In Russell Square in North London, around 80 homeless and some students queue up for a warm meal that includes vegetable stew and rice served in paper plates. “In this cold awful weather, this is a brilliant thing to have,” says John Villa, 51, one of the people in the queue.
Nobody in the group knows that their meal is being funded by an Indian charity. For the last 3 years, Ajay Harinath Singh’s foundation has raised funds within the UK and Europe to serve over a million meals for schoolchildren in India. However, the Indian charity is currently focusing its attention to the neediest population in Britain.
Singh’s charity opened the its first headquarters in London and started serving over 3000 healthy vegetarian meals per day for free to the homeless and students. The charity also plans to expand to schoolchildren, as well as elderly people in need in selected areas. It is estimated that over 300,000 children attend school hungry in the UK, many of which live in London.
Ajay Harinath Singh’s charity has opened a kitchen near the Holborn area in North London, where members of the charity cook a selection of healthy meals that includes pasta, rice, vegetable stews and porridge.
The charity cooks and distributes the meals in vehicles across the selected London areas for homeless people and University students (mainly SOAS – School of Oriental and African Studies) and London School of Economics. Recipes are aimed to be suited to local palates, offering protein-balanced foods with no additives.
The charity project started as a pilot offering meals to numerous schoolchildren in South London. “There are currently families of five that sustain themselves with £90 a month and are not able to feed their children. It should be the council’s responsibility, but there simply isn’t enough funding for this,” says Singh.

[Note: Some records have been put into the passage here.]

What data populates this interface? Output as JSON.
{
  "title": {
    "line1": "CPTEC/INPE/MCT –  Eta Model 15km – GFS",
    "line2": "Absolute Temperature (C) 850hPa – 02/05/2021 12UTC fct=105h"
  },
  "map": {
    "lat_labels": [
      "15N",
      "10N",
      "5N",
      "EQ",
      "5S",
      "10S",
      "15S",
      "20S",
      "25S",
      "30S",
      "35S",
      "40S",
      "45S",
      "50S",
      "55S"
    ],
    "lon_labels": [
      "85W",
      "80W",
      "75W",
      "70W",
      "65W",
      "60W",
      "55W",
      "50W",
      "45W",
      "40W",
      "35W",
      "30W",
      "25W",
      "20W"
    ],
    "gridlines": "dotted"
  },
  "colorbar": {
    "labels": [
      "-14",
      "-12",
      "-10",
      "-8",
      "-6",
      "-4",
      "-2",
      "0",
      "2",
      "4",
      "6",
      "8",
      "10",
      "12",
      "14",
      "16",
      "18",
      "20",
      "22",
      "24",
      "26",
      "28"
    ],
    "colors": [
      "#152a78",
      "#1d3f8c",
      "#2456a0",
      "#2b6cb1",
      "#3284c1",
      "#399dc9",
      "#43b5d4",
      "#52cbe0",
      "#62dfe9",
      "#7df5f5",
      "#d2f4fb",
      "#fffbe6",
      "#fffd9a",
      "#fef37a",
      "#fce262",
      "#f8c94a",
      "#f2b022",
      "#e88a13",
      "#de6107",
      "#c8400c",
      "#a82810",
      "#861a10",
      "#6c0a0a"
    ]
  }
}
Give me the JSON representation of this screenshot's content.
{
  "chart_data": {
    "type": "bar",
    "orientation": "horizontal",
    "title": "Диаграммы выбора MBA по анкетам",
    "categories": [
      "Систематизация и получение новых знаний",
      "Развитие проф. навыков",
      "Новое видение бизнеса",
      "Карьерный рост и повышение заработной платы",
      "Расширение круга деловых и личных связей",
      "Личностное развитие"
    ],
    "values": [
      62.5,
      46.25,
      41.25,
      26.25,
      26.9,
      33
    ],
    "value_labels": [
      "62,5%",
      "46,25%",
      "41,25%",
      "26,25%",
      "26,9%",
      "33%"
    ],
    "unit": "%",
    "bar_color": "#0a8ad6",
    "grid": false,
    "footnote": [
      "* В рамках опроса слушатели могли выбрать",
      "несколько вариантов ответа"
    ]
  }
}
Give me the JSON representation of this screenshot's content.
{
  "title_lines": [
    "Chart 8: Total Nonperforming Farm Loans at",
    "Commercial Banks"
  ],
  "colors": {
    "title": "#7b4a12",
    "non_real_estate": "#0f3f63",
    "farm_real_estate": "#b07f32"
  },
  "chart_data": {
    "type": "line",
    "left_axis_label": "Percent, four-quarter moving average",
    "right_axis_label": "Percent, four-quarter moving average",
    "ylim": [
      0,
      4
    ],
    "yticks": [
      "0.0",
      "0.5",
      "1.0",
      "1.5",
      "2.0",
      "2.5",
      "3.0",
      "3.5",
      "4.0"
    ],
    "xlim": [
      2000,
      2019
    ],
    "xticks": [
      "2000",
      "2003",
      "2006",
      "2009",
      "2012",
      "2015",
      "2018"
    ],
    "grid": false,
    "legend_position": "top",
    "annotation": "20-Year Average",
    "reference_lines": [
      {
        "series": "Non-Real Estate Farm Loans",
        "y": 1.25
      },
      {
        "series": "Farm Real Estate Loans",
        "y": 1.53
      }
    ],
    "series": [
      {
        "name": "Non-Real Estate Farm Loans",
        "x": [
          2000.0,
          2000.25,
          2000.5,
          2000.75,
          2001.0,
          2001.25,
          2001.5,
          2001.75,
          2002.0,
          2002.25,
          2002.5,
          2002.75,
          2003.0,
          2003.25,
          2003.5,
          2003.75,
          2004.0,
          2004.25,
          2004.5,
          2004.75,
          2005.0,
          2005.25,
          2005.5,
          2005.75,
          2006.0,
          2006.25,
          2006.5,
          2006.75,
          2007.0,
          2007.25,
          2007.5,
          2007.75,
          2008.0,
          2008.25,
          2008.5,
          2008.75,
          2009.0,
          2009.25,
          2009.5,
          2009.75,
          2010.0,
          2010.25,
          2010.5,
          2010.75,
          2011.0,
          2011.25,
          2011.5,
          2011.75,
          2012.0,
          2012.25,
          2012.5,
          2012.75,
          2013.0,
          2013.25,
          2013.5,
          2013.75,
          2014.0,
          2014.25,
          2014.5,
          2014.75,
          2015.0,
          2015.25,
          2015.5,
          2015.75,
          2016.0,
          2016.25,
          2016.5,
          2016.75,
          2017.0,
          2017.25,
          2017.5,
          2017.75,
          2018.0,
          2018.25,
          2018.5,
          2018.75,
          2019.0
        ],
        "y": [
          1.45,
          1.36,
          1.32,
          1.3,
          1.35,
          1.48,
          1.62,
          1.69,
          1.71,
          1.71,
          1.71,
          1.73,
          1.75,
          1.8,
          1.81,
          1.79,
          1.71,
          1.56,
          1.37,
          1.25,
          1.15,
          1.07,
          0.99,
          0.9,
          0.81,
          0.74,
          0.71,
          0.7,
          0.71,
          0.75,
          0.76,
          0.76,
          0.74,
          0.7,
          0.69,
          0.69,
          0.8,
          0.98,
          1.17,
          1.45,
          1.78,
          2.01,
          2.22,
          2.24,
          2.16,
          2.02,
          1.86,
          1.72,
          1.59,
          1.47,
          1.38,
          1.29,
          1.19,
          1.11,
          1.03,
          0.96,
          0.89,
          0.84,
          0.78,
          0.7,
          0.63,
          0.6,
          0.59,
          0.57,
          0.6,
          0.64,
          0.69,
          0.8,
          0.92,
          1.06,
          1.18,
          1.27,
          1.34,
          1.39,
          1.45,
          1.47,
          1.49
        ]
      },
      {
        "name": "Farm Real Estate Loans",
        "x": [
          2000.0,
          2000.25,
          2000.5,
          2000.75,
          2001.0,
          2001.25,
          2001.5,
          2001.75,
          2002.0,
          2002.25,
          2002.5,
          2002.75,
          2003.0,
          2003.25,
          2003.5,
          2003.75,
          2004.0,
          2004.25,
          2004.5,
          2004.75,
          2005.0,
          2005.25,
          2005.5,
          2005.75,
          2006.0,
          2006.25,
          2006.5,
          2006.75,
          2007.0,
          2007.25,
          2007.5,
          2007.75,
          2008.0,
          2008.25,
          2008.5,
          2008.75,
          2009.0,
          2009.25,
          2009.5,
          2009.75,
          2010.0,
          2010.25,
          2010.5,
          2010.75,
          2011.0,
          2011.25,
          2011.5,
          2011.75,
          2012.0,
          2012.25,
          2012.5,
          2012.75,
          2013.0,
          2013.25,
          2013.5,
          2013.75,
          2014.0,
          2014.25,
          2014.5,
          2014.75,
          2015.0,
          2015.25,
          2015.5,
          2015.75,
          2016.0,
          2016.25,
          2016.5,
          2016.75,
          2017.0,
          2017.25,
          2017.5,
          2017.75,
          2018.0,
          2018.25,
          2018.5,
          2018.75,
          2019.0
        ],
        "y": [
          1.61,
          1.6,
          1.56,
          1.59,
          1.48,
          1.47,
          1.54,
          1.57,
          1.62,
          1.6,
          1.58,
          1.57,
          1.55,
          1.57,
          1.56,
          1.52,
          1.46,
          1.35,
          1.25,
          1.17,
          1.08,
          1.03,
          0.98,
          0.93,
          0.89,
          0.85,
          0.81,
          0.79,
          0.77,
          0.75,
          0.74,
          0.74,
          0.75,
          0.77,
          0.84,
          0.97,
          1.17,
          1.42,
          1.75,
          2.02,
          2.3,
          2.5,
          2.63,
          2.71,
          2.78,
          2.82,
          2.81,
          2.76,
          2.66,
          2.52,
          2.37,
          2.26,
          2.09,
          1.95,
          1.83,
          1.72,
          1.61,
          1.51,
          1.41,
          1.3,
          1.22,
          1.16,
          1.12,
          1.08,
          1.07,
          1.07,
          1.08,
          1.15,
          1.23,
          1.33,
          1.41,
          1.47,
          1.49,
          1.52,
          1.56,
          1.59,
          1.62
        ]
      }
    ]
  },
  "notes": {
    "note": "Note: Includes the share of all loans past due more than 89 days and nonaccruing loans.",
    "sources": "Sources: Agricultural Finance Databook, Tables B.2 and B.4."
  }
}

The first feeding stop is in Holborn. Amongst those waiting is Rob Lippok, a retired writer who lives from a pension of £140 a week. “After paying bills and other expenses, there’s little money left for food,” Lippok says. Then we head over to City University, where there is already a long queue of students waiting. Ania Witczack, a Polish student says “I’m on a low budget, so this is great for me. The food is really good and healthy, much better than what is served at the University’s cafeteria; and it’s free”.